5. Actes instinctifs et énergie interne
On peut admettre que chaque instinct comporte un mécanisme coordinateur au niveau des montages nerveux et qu'en l'absence de tout stimulus-clé, ce mécanisme emmagasine, un peu à la manière d'un condensateur, une énergie potentielle destinée à se libérer dans une activité utile à l'espèce. On voit immédiatement qu'une telle hypothèse permet un rapprochement fructueux entre les actes manifestes de l'instinct, d'une part, et les mécanismes neuro-endocriniens, d'autre part. De plus, l'exactitude de cette supposition peut être contrôlée, au niveau des actes mêmes, en étudiant les seuils de déclenchement, car il est logique de penser que le seuil aura tendance à s'abaisser lorsque l'énergie se sera accumulée sur une période prolongée.
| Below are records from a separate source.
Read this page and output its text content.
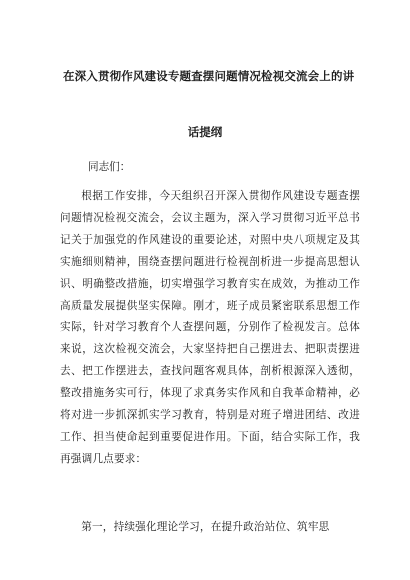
在深入贯彻作风建设专题查摆问题情况检视交流会上的讲
话提纲
同志们：
根据工作安排，今天组织召开深入贯彻作风建设专题查摆问题情况检视交流会，会议主题为，深入学习贯彻习近平总书记关于加强党的作风建设的重要论述，对照中央八项规定及其实施细则精神，围绕查摆问题进行检视剖析进一步提高思想认识、明确整改措施，切实增强学习教育实在成效，为推动工作高质量发展提供坚实保障。刚才，班子成员紧密联系思想工作实际，针对学习教育个人查摆问题，分别作了检视发言。总体来说，这次检视交流会，大家坚持把自己摆进去、把职责摆进去、把工作摆进去，查找问题客观具体，剖析根源深入透彻，整改措施务实可行，体现了求真务实作风和自我革命精神，必将对进一步抓深抓实学习教育，特别是对班子增进团结、改进工作、担当使命起到重要促进作用。下面，结合实际工作，我再强调几点要求：
第一，持续强化理论学习，在提升政治站位、筑牢思
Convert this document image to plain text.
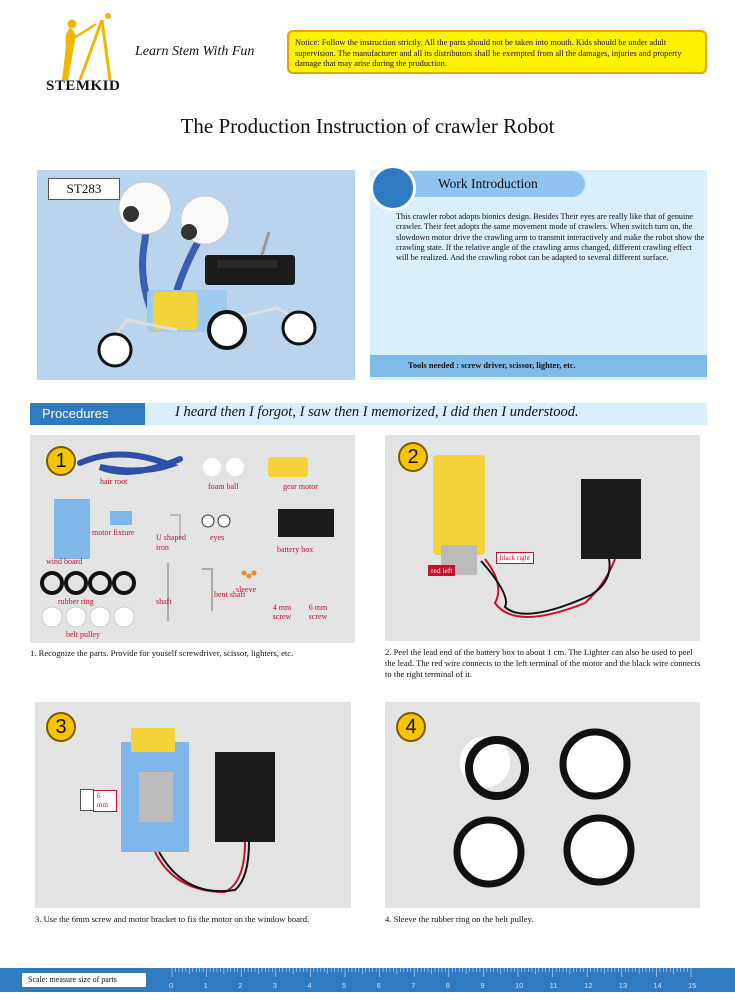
STEMKID
Learn Stem With Fun
Notice: Follow the instruction strictly. All the parts should not be taken into mouth. Kids should be under adult supervision. The manufacturer and all its distributors shall be exempted from all the damages, injuries and property damage that may arise during the production.
The Production Instruction of crawler Robot
ST283	Work Introduction
This crawler robot adopts bionics design. Besides Their eyes are really like that of genuine crawler. Their feet adopts the same movement mode of crawlers. When switch turn on, the slowdown motor drive the crawling arm to transmit interactively and make the robot show the crawling state. If the relative angle of the crawling arms changed, different crawling effect will be realized. And the crawling robot can be adapted to several different surface.
Tools needed : screw driver, scissor, lighter, etc.
Procedures	I heard then I forgot, I saw then I memorized, I did then I understood.
1
hair root
foam ball	gear motor
motor fixture
U shaped iron
eyes
battery box
wind board
rubber ring	shaft
bent shaft
sleeve
4 mm screw
6 mm screw
belt pulley
1. Recognize the parts. Provide for youself screwdriver, scissor, lighters, etc.
2
red left
black right
2. Peel the lead end of the battery box to about 1 cm. The Lighter can also be used to peel the lead. The red wire connects to the left terminal of the motor and the black wire connects to the right terminal of it.
3
6 mm
3. Use the 6mm screw and motor bracket to fix the motor on the window board.
4
4. Sleeve the rubber ring on the belt pulley.
Scale: measure size of parts
0	1	2	3	4	5	6	7	8	9	10	11	12	13	14	15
Mais, pour comprendre ce problème, il convient d'examiner le modèle par lequel Lorenz a tenté, en 1950-1952, de représenter les interactions qui s'établissent entre les mécanismes internes d'accumulation de l'énergie et les stimulations externes susceptibles de libérer celle-ci. Ce « modèle hydromécanique », comme l'a appelé son auteur, est, de l'aveu même de celui-ci, une représentation grossière des mécanismes supposés, mais capable, telle quelle, d'en faire comprendre le fonctionnement de principe. Le modèle permet de comprendre que l'accumulation d'énergie interne et la stimulation externe agissent dans le même sens : la pression du liquide et la force exercée par le poids tendent en effet, l'une et l'autre, à ouvrir la valve V. Le mouvement instinctif est figuré par le jet du liquide qui s'échappe de l'orifice inférieur, son intensité pouvant être lue sur la graduation G. Si l'on place sous celle-ci un collecteur C à fond incliné percé d'une série de trous, les filets de liquide qui s'en échappent fournissent une échelle symbolique d'intensité de chaque action parcellaire d'une séquence consommatoire complexe. Les deux possibilités de manœuvre de la valve V illustrent ce que Lorenz a appelé la « méthode de quantification double » ; cela signifie que l'on ne peut déterminer l'efficacité d'un déclencheur que si l'on connaît le niveau de la motivation interne, et réciproquement. Pour estimer quelle fraction de l'intensité de la réponse observée doit être attribuée à l'accumulation de l'énergie spécifique, Lorenz préconise d'utiliser un stimulus de force maximale immédiatement après le premier essai : la seconde réponse indiquera la quantité d'énergie restante.